This is a simple spark utility which is used to convert any file format (JSON, CSV, TXT, SEQ, PARQUET, ORC, AVRO) to any file format (JSON, CSV, TXT, SEQ, PARQUET, ORC, AVRO).
- exclusion of columns in the Output (Supports Nested fields in Structures, Maps, Arrays, Array of Structs and Array of Maps).
- selection of specific columns
- Query based selection
- Controling output partitions
- various types of compressions (Snappy, Gzip, Deflate, ..)
STEP 1 : Clone the repo STEP 2 : Build the JAR using maven package or open the project in the intellij and do the maven package from the maven life cycle. STEP 3 : Run the JAR
Command Line Arguments
--APP_NAME (required) : NAME OF THE SPARK APPLICATION
--INPUT_SCHEMA (optional) : STATIC SCHEMA PATH
--INPUT_PATH (required) : INPUT PATH
--SELECT_COLUMN_FILE (optional) : SELECTED OUTPUT COLUMN FILE (SAMPLE IS PROVIDED IN THE RESOURCES FOLDER)
--SELECT_QUERY_FILE (optional) : SELECTED OUTPUT COLUMN FILE (SAMPLE IS PROVIDED IN THE RESOURCES FOLDER)
--OMIT_COLUMN_FILE (optional) : SELECTED OUTPUT COLUMN FILE (SAMPLE IS PROVIDED IN THE RESOURCES FOLDER)
--INPUT_TYPE (default : parquet) : INPUT TYPE TO READ (JSON, CSV, TXT, SEQ, PARQUET, ORC, AVRO)
--OUTPUT_PATH (required) : OUTPUT PATH
--OUTPUT_TYPE (default : parquet) : INPUT TYPE TO READ (JSON, CSV, TXT, SEQ, PARQUET, ORC, AVRO)
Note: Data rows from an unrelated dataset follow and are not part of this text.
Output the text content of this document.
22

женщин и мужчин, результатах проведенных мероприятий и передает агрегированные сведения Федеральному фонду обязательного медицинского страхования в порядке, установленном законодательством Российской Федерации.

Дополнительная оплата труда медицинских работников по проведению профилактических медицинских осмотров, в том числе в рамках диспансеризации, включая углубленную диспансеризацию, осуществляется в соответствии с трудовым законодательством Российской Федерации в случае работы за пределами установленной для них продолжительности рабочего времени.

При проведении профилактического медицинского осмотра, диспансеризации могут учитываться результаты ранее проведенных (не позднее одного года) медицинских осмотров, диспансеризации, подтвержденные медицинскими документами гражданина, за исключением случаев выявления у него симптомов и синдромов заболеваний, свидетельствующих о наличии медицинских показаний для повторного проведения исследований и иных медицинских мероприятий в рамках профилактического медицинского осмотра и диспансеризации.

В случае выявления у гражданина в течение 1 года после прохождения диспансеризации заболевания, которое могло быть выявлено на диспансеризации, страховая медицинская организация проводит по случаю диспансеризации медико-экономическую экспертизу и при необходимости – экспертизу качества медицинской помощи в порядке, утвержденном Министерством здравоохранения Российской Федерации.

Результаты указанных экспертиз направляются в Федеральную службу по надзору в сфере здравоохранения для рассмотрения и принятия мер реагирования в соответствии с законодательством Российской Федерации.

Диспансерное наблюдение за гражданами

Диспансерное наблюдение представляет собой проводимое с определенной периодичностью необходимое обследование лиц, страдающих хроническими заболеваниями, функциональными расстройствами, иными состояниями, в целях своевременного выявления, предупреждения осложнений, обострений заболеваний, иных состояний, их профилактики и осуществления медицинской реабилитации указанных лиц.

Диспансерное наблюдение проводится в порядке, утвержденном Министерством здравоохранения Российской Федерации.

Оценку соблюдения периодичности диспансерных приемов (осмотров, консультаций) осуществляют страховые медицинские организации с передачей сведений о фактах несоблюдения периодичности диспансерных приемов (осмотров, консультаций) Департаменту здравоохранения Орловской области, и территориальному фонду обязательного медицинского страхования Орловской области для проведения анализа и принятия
--WRITE_MODE (default : overwrite) : OVERWRITE OR APPEND THE OUTPUT DIRECTORY OR FILE
--COMPRESSION (default : snappy) : NONE, UNCOMPRESSED, SNAPPY, GZIP, LZO AND DEFLATE
--OUTPUT_PARTITIONS (optional) : NO. OF OUTPUT PARTITIONS
--ENVR (optional) : DEV OR PRODUCTION OR TEST
--LOG-LEVEL (default : error) : SPARK LOG LEVEL (INFO, WARN, ERROR AND DEBUG)
Run commands
spark-submit --class com.rab4u.spark.GenericFileFormatter generic-file-formatter-1.0-SNAPSHOT.jar \
--APP_NAME "<APP NAME>" \
--INPUT_PATH "<HDFS PATH/ S3 PATH / LOCAL FILE PATH>" \
--INPUT_TYPE <json / csv / orc / parquet / txt / seq> \
--OMIT_COLUMN_FILE "<HDFS PATH/ S3 PATH / LOCAL FILE PATH>/omit_columns.dat" \
--OUTPUT_PATH "<HDFS PATH/ S3 PATH / LOCAL FILE PATH>" \
--OUTPUT_TYPE <json / csv / orc / parquet / txt / seq> \
--WRITE_MODE <overwrite / append> \
--COMPRESSION <snappy> \
--OUTPUT_PARTITIONS <350> \
spark-submit --class com.rab4u.spark.GenericFileFormatter generic-file-formatter-1.0-SNAPSHOT.jar \
--APP_NAME "<APP NAME>" \
--INPUT_SCHEMA "<HDFS PATH/ S3 PATH / LOCAL FILE PATH>" \
--INPUT_PATH "<HDFS PATH/ S3 PATH / LOCAL FILE PATH>" \
--INPUT_TYPE <json / csv / orc / parquet / txt / seq> \
--SELECT_QUERY_FILE "<HDFS PATH/ S3 PATH / LOCAL FILE PATH>/select_query.dat" \
--OUTPUT_PATH "<HDFS PATH/ S3 PATH / LOCAL FILE PATH>" \
--OUTPUT_TYPE <json / csv / orc / parquet / txt / seq> \
--WRITE_MODE <overwrite / append> \
--COMPRESSION <snappy> \
--OUTPUT_PARTITIONS <350> \
<< TODO ;-) >>